I’m afraid the marketing world has inadvertently created an “empathy crisis,” and we’re all suffering the consequences.

The real paradox: the companies that talk most about empathy today are often the least empathetic. And if you look closely and really start paying attention – these brands are easy to spot.

Are you one of them?

Is your business investing in manufacturing artificial empathy to manipulate purchasing decisions?

Are you marketing folks, so hell bent on conversions that you’ll stop using true human empathy in order to reach your sales goals?

Maybe it’s time we all look in the mirror.

The Way Forward: Radical Transparency, Authenticity, and Humility.

So how do we cure Empathy Deficit Disorder?

The answer is both simple and complex.

(You didn’t think I was going to let you off the hook that easy, did ya?)

Start with this – stop trying to engineer empathy artificially.

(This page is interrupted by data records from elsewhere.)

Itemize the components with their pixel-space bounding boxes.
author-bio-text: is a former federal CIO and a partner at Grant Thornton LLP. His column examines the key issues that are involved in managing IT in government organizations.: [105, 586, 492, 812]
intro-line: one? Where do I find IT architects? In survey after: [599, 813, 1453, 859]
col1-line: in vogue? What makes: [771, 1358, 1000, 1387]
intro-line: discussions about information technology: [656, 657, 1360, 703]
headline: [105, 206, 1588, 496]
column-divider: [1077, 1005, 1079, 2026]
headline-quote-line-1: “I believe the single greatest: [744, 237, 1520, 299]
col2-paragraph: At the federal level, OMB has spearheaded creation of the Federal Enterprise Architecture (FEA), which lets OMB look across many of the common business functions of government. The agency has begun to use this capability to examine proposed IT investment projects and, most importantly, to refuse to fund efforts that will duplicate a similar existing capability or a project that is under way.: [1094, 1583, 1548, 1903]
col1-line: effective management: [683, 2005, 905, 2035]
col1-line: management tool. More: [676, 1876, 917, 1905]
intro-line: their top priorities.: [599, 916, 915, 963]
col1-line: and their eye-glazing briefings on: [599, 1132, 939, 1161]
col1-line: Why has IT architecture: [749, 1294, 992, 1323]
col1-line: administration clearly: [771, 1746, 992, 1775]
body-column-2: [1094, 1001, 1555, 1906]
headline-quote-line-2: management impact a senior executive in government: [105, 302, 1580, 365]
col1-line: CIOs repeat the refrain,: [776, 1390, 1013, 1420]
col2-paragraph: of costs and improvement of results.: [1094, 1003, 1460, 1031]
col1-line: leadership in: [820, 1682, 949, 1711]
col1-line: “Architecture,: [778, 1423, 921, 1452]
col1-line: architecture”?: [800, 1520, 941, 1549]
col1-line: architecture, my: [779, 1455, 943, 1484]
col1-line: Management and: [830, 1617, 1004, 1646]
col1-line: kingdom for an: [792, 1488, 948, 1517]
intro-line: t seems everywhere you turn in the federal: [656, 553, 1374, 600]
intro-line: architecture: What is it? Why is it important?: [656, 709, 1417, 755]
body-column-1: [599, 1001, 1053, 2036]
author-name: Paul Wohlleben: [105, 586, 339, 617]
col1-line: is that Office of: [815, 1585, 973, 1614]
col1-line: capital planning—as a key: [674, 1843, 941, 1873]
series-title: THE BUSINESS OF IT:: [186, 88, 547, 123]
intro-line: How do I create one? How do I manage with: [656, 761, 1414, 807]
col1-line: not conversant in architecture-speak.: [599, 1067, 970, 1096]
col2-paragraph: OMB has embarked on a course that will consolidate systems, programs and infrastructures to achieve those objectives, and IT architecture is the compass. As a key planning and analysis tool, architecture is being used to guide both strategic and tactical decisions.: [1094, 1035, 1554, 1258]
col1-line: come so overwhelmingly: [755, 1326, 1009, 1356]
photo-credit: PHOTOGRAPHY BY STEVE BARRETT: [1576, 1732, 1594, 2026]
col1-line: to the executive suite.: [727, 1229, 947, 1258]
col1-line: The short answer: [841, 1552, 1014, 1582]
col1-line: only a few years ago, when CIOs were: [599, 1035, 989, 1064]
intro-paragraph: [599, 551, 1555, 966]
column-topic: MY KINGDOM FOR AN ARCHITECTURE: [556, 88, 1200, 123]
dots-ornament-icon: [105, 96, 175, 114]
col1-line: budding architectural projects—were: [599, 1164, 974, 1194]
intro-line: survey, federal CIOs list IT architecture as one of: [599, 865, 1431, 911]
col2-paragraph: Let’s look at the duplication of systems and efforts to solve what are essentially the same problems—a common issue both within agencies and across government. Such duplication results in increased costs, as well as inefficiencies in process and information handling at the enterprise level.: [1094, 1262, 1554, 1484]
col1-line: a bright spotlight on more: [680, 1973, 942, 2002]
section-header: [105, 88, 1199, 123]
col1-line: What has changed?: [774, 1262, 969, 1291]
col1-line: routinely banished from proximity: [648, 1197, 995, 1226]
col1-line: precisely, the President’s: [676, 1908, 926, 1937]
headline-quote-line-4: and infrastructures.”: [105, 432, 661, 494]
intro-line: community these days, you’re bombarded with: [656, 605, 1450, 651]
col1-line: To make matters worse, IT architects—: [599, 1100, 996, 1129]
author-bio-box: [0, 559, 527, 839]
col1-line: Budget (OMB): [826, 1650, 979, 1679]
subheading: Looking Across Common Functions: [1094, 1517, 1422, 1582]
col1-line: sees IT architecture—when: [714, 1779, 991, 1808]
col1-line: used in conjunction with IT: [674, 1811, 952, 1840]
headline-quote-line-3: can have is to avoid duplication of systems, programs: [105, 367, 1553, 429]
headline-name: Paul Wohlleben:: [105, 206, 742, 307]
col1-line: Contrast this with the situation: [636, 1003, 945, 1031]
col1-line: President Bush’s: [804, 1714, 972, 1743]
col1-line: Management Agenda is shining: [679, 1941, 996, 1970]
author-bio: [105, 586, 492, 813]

Go back to being a real human being.

If you forget – study children, despite their lack of intellect and life experience, they practice pure empathy – because it’s how we’re hard-wired.

But if you succumb to the new mass artificial desire to control and manipulate – you’re wiring will be frayed, and your human spirit will be broken.

Don’t do that – you’re better than that!

If you want a real competitive advantage in the market today – embrace authentic empathy in everything you say and do.

It’s the new radical contrarian strategy of treating customers like real human beings rather than a “wad of hundred-dollar bills.”

Because the best marketing strategy out there is and will always be, to give a damn about your customers and treat them as you would want to be treated – as real human beings.

Sources:

This article is based on peer-reviewed research, industry studies, and data from PwC, American Customer Satisfaction Index, Harvard Business Review, Nielsen, and multiple neuroscience journals. No marketing consultants were defamed or harmed in the making of this argument.